Al momento della riunione tra professionisti e dilettanti in un circuito aperto a tutti, la situazione era in continua evoluzione. Oggi il calendario è chiaramente definito, con tornei obbligatori (i Masters 1000 per gli uomini, i Premier Mandatory e i Premier 5 per le donne) in cui tutti i migliori si incontrano regolarmente; ma nella fase iniziale del circuito open gli eventi erano spesso in concorrenza gli uni con gli altri: gli organizzatori si contendevano i giocatori più conosciuti a suon di ingaggi che finivano per sparpagliare la presenza dei più forti. Così per lunghi tratti di stagione non tutti i migliori si incrociavano fra loro, a volte addirittura impegnati in continenti differenti.

Il Masters (prima edizione nel 1970) venne organizzato riprendendo una impostazione tipica dei tornei professionistici: pochi giocatori, ma tutti di alto livello. A differenza dei tornei pro, il criterio di ammissione utilizzato divenne presto oggettivo: basato sulla classifica, definita settimana dopo settimana attraverso i tornei riconosciuti da ATP e WTA (le prime classifiche ufficiali sono del 1973 e del 1975).
Selezionando i partecipanti in questo modo, l’associazione giocatori affermava la propria centralità (il ranking dipende da ATP e WTA), e contemporaneamente soddisfaceva la domanda di incontri tra i più forti: chi comprava il biglietto in anticipo poteva essere certo che, almeno sulla carta, avrebbe assistito a partite di primissima qualità.

C’è un altro aspetto da sottolineare a proposito di questa scelta: evitando intelligentemente di competere sullo stesso terreno con la storia e la tradizione degli Slam (che dipendono dalla ITF, la federazione tennis internazionale), si proponeva un’offerta del tutto differente, che si potrebbe sintetizzare con lo slogan “qualità invece che quantità”. Gli Slam hanno al via 128 giocatori? Allora il Masters ne schiererà solo 8, ma i migliori in assoluto. Il prestigio verrà raggiunto basandosi sulla massima esclusività. È questa la caratteristica fondamentale del torneo.
(Anche in questo caso sintetizzo: in realtà ci sono volute alcune edizioni di assestamento: la prima aveva 6 partecipanti, la seconda 7, ma si è arrivati anche a 16; però alla fine l’impostazione che ha prevalso è quella che prevede al via otto giocatori, sia per gli uomini che per le donne).

Queste sono le premesse storiche, che però hanno anche dentro di sé un problema difficilmente risolvibile: appunto quello della formula del torneo.
Con soli otto giocatori al via, solamente la competizione a gironi (round robin in inglese) garantisce come minimo tre match a tutti i partecipanti, per un totale di 15 partite.
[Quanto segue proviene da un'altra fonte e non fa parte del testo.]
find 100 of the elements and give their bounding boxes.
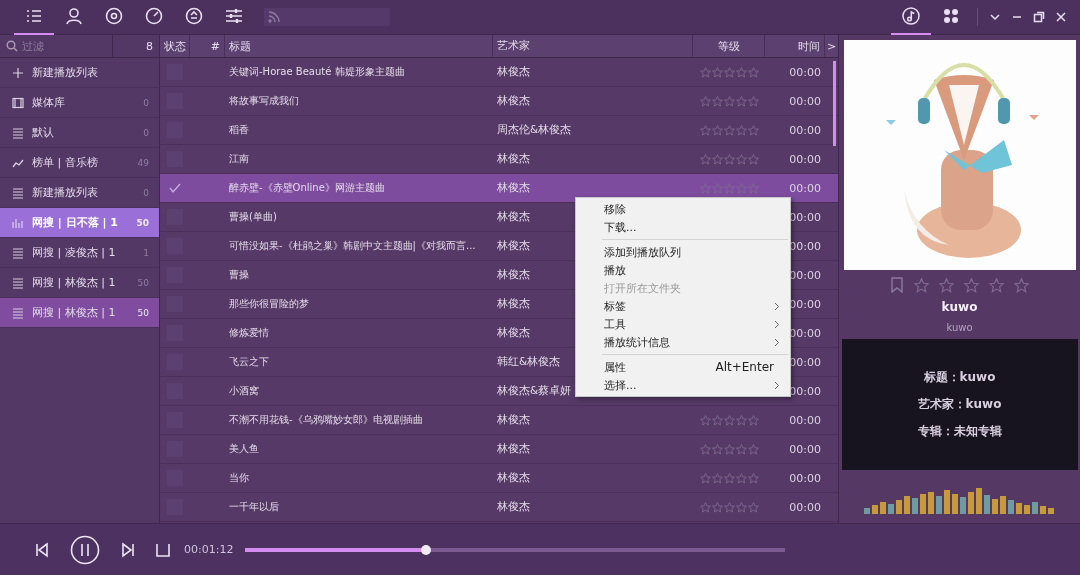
playlist-item[interactable]: 网搜 | 日不落 | 1 50 [0,208,159,238]
playlist-item[interactable]: 网搜 | 凌俊杰 | 1 1 [0,238,159,268]
star-icon[interactable] [711,66,723,78]
star-icon[interactable] [735,66,747,78]
star-icon[interactable] [747,95,759,107]
star-icon[interactable] [747,153,759,165]
track-time: 00:00 [789,471,821,485]
star-icon[interactable] [747,124,759,136]
track-artist: 林俊杰 [497,268,530,282]
bookmark-icon[interactable] [890,277,904,293]
playlist-item[interactable]: 媒体库 0 [0,88,159,118]
disc-icon [105,7,123,25]
star-icon[interactable] [699,472,711,484]
star-icon[interactable] [699,124,711,136]
star-icon[interactable] [723,95,735,107]
star-icon[interactable] [964,277,979,293]
seek-handle[interactable] [421,544,432,555]
search-field[interactable] [264,8,390,26]
star-icon[interactable] [711,182,723,194]
column-header[interactable]: 等级 [693,35,765,57]
menu-item[interactable]: 播放 [576,261,790,279]
star-icon[interactable] [711,124,723,136]
star-icon[interactable] [723,153,735,165]
menu-item[interactable]: 属性 Alt+Enter [576,358,790,376]
elapsed-time: 00:01:12 [184,543,234,556]
track-title: 当你 [229,471,249,485]
skip-back-icon [34,541,50,558]
list-icon [12,126,24,139]
star-icon[interactable] [711,501,723,513]
filter-field[interactable]: 过滤 [22,39,102,53]
star-icon[interactable] [699,501,711,513]
star-icon[interactable] [735,124,747,136]
playlist-item[interactable]: 新建播放列表 [0,58,159,88]
star-icon[interactable] [723,472,735,484]
menu-item[interactable]: 标签 [576,297,790,315]
user-icon [65,7,83,25]
track-time: 00:00 [789,500,821,514]
star-icon[interactable] [747,66,759,78]
sliders-icon [225,7,243,25]
star-icon[interactable] [989,277,1004,293]
star-icon[interactable] [735,182,747,194]
star-icon[interactable] [699,66,711,78]
star-icon[interactable] [735,472,747,484]
star-icon[interactable] [711,95,723,107]
column-header[interactable]: 标题 [225,35,493,57]
star-icon[interactable] [747,414,759,426]
seek-track[interactable] [245,547,786,552]
star-icon[interactable] [723,501,735,513]
track-artist: 林俊杰 [497,181,530,195]
eject-icon [185,7,203,25]
star-icon[interactable] [711,414,723,426]
menu-item[interactable]: 添加到播放队列 [576,243,790,261]
star-icon[interactable] [723,414,735,426]
column-header[interactable]: 时间 [765,35,825,57]
menu-item[interactable]: 选择... [576,376,790,394]
star-icon[interactable] [699,443,711,455]
star-icon[interactable] [747,501,759,513]
track-time: 00:00 [789,152,821,166]
star-icon[interactable] [735,95,747,107]
track-time: 00:00 [789,413,821,427]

Ma la formula non è perfetta: l’ultima partita del girone può diventare superflua, o addirittura in alcune situazioni a un giocatore potrebbe convenire perderla, ad esempio per non sprecare energie in un match irrilevante o per eliminare un avversario considerato scomodo.

Nella storia dei Masters questa possibilità si è presentata diverse volte, e non occorre andare indietro nel tempo per ricordare una delle più discusse, quella capitata a Simona Halep nel 2014: per la combinazione dei risultati precedenti, anche se avesse perso in due set l’ultimo match di round robin contro Ana Ivanovic si sarebbe qualificata comunque, e avrebbe eliminato Serena Williams.
Chi legge Ubitennis da almeno un anno ricorderà che allora si erano formati due partiti: da una parte chi sosteneva che Halep avrebbe fatto bene a perdere volontariamente per aumentare le proprie chance di conquistare il torneo (“nello sport lo scopo è vincere, e con le vittorie precedenti si è assicurata la possibilità di decidere l’avversaria più conveniente in vista dell’obiettivo finale”).
Dall’altra chi sosteneva che Halep dovesse cercare di aggiudicarsi comunque anche la terza partita (“nello sport, per un fondamentale principio di lealtà, è obbligatorio giocare al massimo tutti i match con l’obiettivo di vincerli, anche se questo potrebbe risultare non conveniente”). Per quanto possa interessare: personalmente propendo per la seconda tesi, ma capisco che un giocatore prenda anche altre decisioni.

E siccome stiamo parlando di tennisti professionisti, segnalo che ci sarebbe potuta essere una ulteriore motivazione: se Halep avesse perso il match in due set, avrebbe fatto un favore anche al proprio sponsor; avrebbe infatti promosso Ana Ivanovic, giocatrice Adidas come lei, eliminando una avversaria Nike (Serena Williams). In questo modo in semifinale sarebbero arrivate tre giocatrici Adidas (Halep, Ivanovic, Wozniacki) e una Lotto (Radwanska). E sarebbero state eliminate le quattro giocatrici Nike (Williams, Bouchard, Sharapova, Kvitova).
Halep però decise di non fare calcoli, e nemmeno entrarono in gioco eventuali interessi dello sponsor: perse sì, ma in tre set (7-6, 3-6, 6-3), salvando Serena. Che finì per aggiudicarsi il torneo.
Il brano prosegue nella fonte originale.